Il secondo tema è, invece, di natura culturale, è sorto in questo nuovo secolo ed è incentrato sul tema dei diritti individuali, enfatizzati e radicalizzati da una componente che da minoritaria è divenuta egemone nel Partito Democratico sino a emarginare totalmente chi osava non adeguarsi alla nuova filosofia (schematicamente e semplicisticamente definita “woke” dalla pubblicistica, innanzitutto quella ostile ai Dem: ma non staremo qui a ricordarne la derivazione dall’incitazione “wake up” rivolta agli emarginati sociali). Ne avevamo già scritto qui, esplicitando il rischio principale che correva Harris, espressione di San Francisco e della “californizzazione” del suo partito. Un imprinting associato all’estremizzazione del “politically correct” condotta da movimenti quali Lives Black Matter, da larga parte della comunità Lgbtq+, da politici molto fashion come la famosa Ocasio-Cortez, dall’anima ambientalista assolutista, e via radicalizzando.
Un insieme di posizioni trasformate da giuste rivendicazioni in strumenti di offesa totale nei confronti dei portatori anche solo di opinioni parzialmente diverse all’insegna di un intransigentismo ideologico che ha allontanato dal voto al Partito Democratico molte persone, gente comune non solo – come è d’uso dire – dell’America rurale più profonda ma anche delle comunità (donne, giovani, latinos, finanche uomini di colore) tradizionalmente vicine alle battaglie sociali dei Democratici: quelle che avevano fatto vincere Biden, e prima di lui Obama. E che invece questa volta si sono ribellate al dominio incontrastato di un ceto benestante e acculturato sensibile ai temi dell’inclusione ma non a quelli derivanti – per il ceto popolare e per il ceto medio – da una esasperazione applicativa dei medesimi.

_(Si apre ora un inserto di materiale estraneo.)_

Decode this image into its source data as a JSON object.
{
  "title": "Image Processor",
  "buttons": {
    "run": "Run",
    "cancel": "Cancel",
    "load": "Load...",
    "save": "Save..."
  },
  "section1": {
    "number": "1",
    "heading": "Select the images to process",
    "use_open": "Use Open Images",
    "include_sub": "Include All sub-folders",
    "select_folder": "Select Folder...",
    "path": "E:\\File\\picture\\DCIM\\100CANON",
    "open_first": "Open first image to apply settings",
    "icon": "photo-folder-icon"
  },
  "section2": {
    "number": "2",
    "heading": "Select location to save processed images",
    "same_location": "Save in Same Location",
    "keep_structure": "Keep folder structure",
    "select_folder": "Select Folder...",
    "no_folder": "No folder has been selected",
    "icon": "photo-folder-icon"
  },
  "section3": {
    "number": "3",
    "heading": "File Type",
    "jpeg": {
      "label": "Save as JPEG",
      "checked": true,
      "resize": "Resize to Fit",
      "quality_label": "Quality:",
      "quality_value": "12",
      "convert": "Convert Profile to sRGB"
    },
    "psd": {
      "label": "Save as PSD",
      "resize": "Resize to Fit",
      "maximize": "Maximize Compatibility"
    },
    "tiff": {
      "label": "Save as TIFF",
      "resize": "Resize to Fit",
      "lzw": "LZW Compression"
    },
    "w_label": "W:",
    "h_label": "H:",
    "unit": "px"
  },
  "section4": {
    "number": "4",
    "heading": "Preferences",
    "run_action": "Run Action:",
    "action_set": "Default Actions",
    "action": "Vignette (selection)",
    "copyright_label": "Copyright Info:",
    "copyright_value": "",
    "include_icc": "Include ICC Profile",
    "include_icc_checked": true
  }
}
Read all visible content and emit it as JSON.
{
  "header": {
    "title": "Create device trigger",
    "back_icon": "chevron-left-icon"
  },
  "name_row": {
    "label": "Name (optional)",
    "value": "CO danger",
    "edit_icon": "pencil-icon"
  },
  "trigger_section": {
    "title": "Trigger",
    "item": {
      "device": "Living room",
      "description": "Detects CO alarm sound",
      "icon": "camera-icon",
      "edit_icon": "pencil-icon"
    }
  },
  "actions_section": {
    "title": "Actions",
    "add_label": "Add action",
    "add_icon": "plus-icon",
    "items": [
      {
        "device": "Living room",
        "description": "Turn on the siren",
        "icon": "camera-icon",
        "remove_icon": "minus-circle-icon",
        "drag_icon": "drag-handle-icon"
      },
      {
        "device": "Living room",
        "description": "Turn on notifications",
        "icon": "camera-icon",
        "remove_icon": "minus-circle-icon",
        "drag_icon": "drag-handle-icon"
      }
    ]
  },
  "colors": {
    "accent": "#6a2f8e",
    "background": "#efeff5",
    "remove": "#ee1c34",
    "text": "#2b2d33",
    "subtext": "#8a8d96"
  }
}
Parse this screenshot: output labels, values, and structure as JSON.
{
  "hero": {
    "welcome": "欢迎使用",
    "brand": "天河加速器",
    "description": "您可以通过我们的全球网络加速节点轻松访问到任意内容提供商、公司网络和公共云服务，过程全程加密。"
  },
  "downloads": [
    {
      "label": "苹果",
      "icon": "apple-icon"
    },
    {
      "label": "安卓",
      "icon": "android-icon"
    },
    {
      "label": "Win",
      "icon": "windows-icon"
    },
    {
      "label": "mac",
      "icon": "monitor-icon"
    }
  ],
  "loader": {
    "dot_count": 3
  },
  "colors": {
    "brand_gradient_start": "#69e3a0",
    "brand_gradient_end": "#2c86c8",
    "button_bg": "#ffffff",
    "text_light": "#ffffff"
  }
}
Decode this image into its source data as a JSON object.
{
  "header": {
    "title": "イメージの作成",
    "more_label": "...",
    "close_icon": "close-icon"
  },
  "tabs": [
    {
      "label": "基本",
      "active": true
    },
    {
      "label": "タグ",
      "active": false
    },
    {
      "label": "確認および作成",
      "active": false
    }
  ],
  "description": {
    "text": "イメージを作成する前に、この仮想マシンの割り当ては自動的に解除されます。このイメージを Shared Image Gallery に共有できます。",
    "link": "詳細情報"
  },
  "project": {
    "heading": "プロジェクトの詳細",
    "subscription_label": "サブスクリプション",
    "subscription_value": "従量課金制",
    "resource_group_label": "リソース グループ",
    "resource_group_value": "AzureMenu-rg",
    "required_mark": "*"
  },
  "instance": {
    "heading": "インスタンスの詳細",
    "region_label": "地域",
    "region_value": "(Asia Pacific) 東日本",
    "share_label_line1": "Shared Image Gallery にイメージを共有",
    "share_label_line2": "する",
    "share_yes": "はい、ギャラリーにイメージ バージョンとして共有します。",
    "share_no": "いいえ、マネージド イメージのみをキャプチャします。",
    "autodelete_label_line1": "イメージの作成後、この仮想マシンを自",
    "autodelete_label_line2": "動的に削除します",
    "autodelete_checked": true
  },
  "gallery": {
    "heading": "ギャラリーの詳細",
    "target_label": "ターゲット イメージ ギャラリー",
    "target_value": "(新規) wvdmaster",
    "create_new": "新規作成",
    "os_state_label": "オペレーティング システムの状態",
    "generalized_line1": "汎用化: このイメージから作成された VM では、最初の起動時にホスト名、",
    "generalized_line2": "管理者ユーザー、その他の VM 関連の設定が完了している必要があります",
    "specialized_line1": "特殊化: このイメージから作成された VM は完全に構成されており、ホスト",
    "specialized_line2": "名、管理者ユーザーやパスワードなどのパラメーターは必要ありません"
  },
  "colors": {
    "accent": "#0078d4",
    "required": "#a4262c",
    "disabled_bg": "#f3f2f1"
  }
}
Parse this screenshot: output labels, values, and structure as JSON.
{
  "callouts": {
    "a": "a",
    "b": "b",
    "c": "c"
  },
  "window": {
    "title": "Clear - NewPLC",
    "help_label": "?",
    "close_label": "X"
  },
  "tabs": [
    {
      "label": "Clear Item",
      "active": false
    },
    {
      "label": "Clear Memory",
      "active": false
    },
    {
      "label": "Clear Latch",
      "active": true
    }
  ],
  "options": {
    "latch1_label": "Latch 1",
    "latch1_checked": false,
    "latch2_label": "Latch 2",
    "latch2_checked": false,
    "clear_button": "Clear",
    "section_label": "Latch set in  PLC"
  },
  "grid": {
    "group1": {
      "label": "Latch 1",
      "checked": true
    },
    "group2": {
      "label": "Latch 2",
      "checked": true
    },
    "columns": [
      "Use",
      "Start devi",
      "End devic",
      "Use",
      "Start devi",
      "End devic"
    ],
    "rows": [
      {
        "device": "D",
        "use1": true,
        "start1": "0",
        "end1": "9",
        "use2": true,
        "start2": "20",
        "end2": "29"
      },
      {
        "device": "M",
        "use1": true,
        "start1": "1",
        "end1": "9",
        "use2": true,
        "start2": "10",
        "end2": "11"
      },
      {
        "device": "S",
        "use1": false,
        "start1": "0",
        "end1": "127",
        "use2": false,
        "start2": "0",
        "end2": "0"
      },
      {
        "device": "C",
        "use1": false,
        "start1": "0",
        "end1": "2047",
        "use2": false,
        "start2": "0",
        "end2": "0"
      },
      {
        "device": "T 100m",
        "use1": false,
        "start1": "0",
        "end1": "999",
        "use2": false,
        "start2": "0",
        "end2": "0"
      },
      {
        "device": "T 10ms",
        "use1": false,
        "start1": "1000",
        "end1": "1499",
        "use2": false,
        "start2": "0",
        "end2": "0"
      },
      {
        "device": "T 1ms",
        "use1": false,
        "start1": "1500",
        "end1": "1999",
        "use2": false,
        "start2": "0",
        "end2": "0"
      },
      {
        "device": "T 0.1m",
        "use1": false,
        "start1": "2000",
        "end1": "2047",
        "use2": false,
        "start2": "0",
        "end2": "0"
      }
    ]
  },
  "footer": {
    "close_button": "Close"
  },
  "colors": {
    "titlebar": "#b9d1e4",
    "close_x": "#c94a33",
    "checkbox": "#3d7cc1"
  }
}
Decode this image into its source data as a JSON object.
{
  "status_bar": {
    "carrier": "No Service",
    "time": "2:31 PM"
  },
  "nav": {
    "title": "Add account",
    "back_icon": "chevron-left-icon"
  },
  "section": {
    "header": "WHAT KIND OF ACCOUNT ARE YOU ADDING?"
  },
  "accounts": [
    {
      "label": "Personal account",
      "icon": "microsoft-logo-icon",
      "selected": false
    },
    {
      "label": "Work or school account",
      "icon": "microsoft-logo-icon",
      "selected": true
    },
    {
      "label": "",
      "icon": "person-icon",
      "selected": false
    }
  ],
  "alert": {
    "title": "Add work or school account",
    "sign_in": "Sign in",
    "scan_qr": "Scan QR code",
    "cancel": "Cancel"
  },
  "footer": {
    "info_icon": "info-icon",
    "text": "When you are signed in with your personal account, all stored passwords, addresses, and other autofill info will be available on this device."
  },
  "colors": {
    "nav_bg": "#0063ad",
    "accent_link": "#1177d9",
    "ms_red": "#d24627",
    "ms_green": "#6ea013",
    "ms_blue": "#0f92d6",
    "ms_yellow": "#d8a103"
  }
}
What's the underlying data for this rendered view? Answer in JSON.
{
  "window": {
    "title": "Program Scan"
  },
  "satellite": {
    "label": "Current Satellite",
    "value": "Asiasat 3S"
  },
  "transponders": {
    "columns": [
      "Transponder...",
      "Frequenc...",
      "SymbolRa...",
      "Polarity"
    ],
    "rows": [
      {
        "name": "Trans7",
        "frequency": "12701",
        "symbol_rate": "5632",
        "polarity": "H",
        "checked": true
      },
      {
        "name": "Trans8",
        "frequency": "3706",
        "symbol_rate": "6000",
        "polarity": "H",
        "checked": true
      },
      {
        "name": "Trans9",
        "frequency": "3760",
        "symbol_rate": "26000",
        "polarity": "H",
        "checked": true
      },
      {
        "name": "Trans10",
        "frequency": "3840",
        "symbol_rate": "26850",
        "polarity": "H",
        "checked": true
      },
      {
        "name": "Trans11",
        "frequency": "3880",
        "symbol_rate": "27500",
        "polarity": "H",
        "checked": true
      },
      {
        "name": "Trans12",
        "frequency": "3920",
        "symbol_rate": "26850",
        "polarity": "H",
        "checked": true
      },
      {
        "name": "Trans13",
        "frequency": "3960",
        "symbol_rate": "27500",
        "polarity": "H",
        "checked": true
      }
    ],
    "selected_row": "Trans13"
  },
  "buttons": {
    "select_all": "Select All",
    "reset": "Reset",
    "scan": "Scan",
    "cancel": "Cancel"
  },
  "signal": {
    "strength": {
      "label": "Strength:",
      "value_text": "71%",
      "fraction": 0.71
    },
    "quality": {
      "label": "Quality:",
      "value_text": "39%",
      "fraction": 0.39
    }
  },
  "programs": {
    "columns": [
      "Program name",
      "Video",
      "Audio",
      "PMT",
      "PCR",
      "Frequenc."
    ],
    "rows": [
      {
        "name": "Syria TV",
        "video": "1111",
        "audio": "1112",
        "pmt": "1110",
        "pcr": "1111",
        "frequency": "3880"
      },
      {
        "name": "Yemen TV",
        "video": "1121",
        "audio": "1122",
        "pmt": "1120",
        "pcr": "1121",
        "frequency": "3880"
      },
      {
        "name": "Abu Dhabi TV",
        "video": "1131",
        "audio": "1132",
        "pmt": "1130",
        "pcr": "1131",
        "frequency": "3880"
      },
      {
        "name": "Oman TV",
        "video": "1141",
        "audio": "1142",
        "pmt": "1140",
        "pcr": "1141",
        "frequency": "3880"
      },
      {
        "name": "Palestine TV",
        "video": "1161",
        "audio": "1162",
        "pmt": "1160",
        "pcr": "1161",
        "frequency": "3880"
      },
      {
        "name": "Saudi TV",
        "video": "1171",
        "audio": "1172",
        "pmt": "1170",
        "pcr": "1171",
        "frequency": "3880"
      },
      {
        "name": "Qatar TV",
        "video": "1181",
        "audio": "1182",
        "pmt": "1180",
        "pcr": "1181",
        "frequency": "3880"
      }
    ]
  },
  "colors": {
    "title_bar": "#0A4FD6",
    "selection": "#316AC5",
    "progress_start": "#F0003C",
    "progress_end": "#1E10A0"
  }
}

È sulla reazione che ne è derivata che ha fatto leva la campagna di Trump. Radicalizzando a sua volta in senso contrario a quello dei Democratici ogni tema investito dall’evoluzione woke dell’imprinting culturale degli avversari, di cui Harris era una perfetta rappresentante. Così sull’ambiente (“Drill, baby, drill”), sull’immigrazione (“deportation of illegal immigrants”), sui diritti civili (“only male and female”), oltre alla lotta al fentanyl furbescamente associata alla chiusura nei confronti di qualsiasi depenalizzazione per l’utilizzo di sostanze tossiche, e a quella contro le quote fisse da riservare nelle scuole e nelle università per le minoranze che però penalizzano gli asiatici (i quali infatti hanno in larga misura votato per il tycoon).
Una gestione più accorta, più moderata e soprattutto più attenta al sentire comune dell’americano medio avrebbe impedito, assai probabilmente, ai Democratici Usa di subire una sconfitta i cui esiti ora avvertiamo nell’intero mondo occidentale. E sono esiti pesanti.